How DT would configure this car
Since the Tucson Hybrid gets slightly worse fuel economy than its rivals and comes with wireless Apple CarPlay and Android Auto with the smaller touchscreen, we think the base Blue trim is the best bet. It’s not like it skimps out on features either, as it comes with heated front seats, dual-zone climate control, four USB ports, Hyundai’s SmartSense suite of safety features, and a power-adjustable driver’s seat.
The 2022 Hyundai Tucson Hybrid isn’t the most fuel-efficient compact SUV on the market, but it’s still one of the best options. Not only is it more enjoyable to drive and more refined than other choices, but it also offers more power and more impressive technology.
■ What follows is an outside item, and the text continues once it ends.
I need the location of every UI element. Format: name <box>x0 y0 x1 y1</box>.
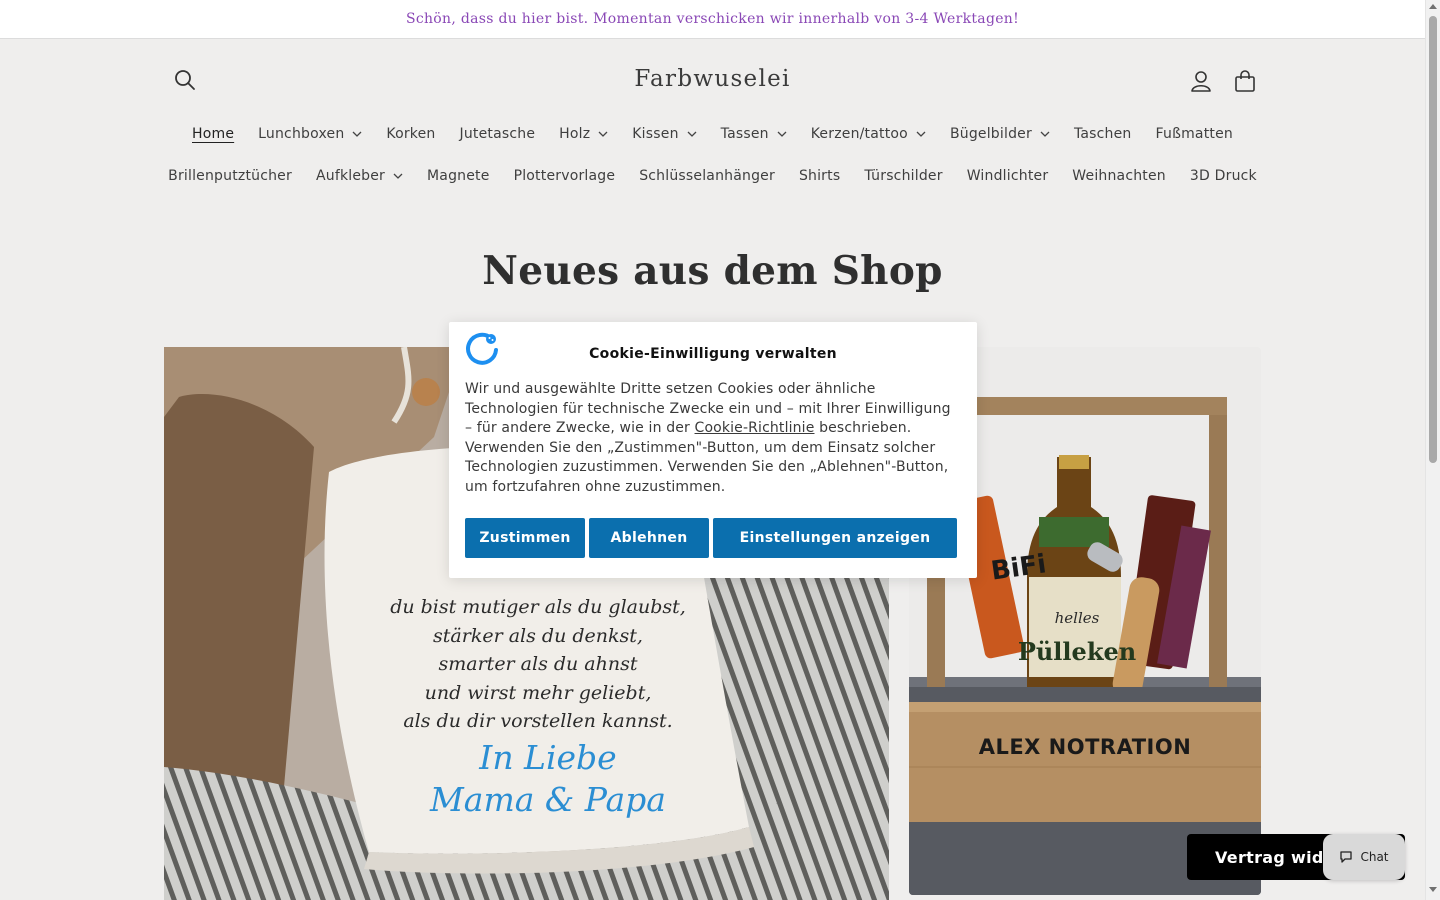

It’s the gold standard for the segment.
The Toyota RAV4 Hybrid, Ford Escape Hybrid, and Honda CR-V Hybrid all match or have better fuel economy figures than the Tucson Hybrid. But they all offer smaller cargo areas, less rear legroom, smaller touchscreens, and wired-only smartphone compatibility. The Escape Hybrid and RAV4 Hybrid are slightly more affordable than the Tucson Hybrid, but have interior materials that match their lower prices.
Unless you’re looking to go upstream with a luxurious hybrid from Lexus, BMW, Mercedes-Benz, Lincoln, or Volvo, the Tucson Hybrid is the best bet in the affordable compact class.
Should you get one?
Yes. The Tucson Hybrid is the best of its kind.